Die Führung über das Anwesen übernimmt Josef Andreas Holzer, der seit 2009 den Betrieb leitet, während sein Vater Sepp Projekte in der ganzen Welt betreut. Josef Andreas Holzer erläutert, dass Permakultur zunächst nichts anderes bedeutet als Landwirtschaft, egal, ob auf Selbstversorgung oder Vermarktung ausgerichtet. Im Vordergrund stehen dabei die Arbeit mit den vorhandenen Ressourcen Wasser und Boden sowie eine verantwortungsbewusste Tierhaltung. Stabilität erhält diese Wirtschaftsform durch ihre Vielfalt, denn Spezialisierung auf wenige Produkte wird hier abgelehnt. Holzer junior erklärt uns, dass kein Bestandteil des Betriebs isoliert betrachtet werden könne, da alles miteinander verbunden sei und jedes Teil im System immer gleich mehrere Zwecke erfülle. So dient ein Hügelbeet in erster Linie der Kompostierung, aber auch dem Gemüse- und Kräuteranbau sowie der Landschaftsgestaltung. Allerdings stellt er klar, dass Hügel- oder Hochbeete alleine noch keine Permakultur ausmachen, und andererseits diese auch sehr gut ohne solche Beete auskomme. Die einzige Regel für die Anlage eines Hügelbeets lautet ihm zufolge: Es gibt keine Regeln. Warum eine Wissenschaft daraus machen? Man nimmt eben das Material, das da ist, solange nur verschiedene organische Materialien gemischt werden. Es sind immer die vorhandenen örtlichen Gegebenheiten, die die Möglichkeiten und Grenzen der Bewirtschaftung vorgeben. So haben wir während des Rundgangs ständig das Gefühl, uns im Wald aufzuhalten, da es keine großflächigen Wiesen oder Äcker gibt, sondern vielmehr inmitten der Waldlandschaft Terrassen, auf denen Getreide, Kartoffeln und Obst angebaut werden.
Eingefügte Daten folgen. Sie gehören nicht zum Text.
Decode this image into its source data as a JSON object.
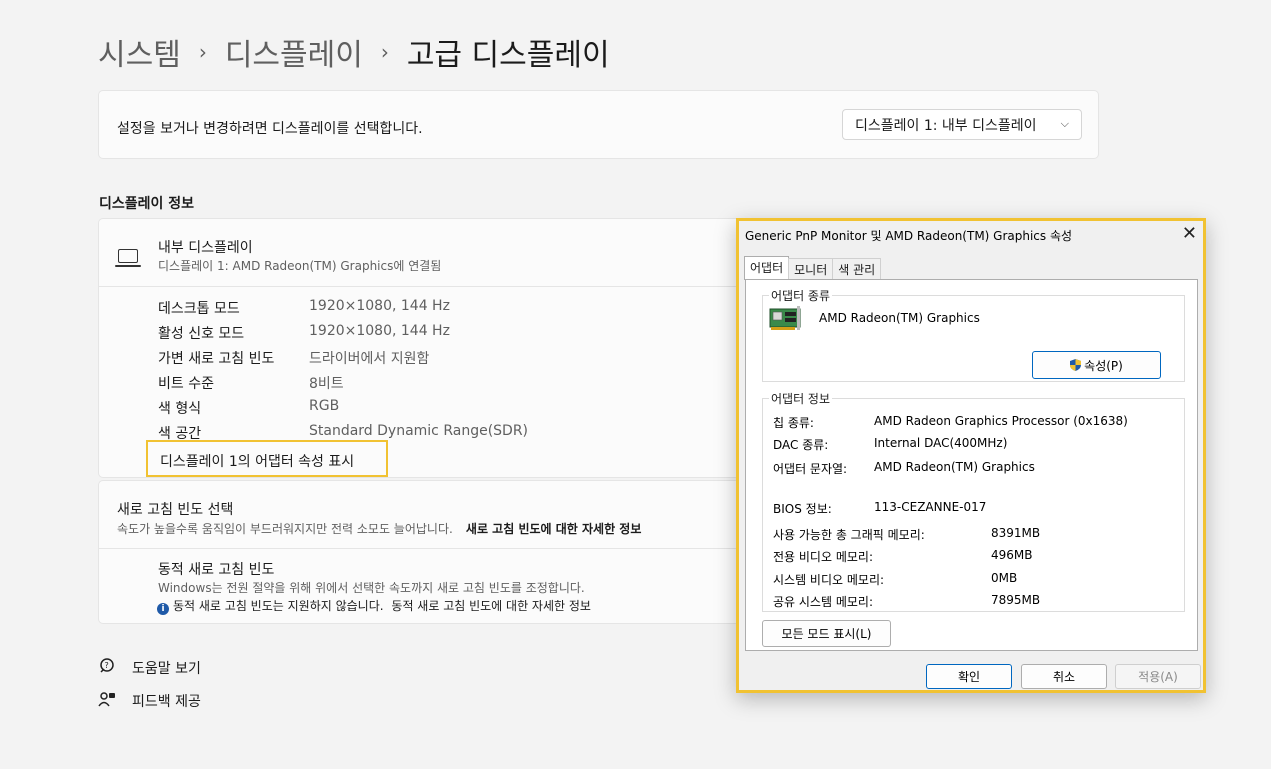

Experimentierfreude als Erfolgsrezept
Ein wesentlicher Teil des Krameterhofs sind die rund siebzig Teiche, die untereinander ein ausgetüfteltes System darstellen. Es wechseln sich bewirtschaftete Wasserflächen, in denen Fisch- und Krebszucht betrieben wird, mit Klärteichen und stark bewachsenen Feuchtbiotopen ab. Die Teichwirtschaft stellt die wirtschaftliche Grundlage des Betriebs dar, verkauft werden vor allem Edelkrebse, Schleie und Karpfen. Ansonsten hat Sepp Holzer in den letzten vierzig Jahren seine Produktpalette ständig verändert. War es in den 80er Jahren die Pilzzucht, die er recht umfangreich betrieb, traten später die Baumschule, vorwiegend für Obstgehölze, die Tierhaltung und die Imkerei in den Vordergrund. Es wurde ständig nach Nischen gesucht, nach dem, was einem selbst Spaß macht, und wieder damit aufgehört, wenn andere auch diese Produkte anboten. »Wenn in der Landwirtschaftszeitung angepriesen wird, dass etwas Zukunft hat, hör sofort damit auf«, ist in dem Zusammenhang Sepp Holzers Motto gewesen.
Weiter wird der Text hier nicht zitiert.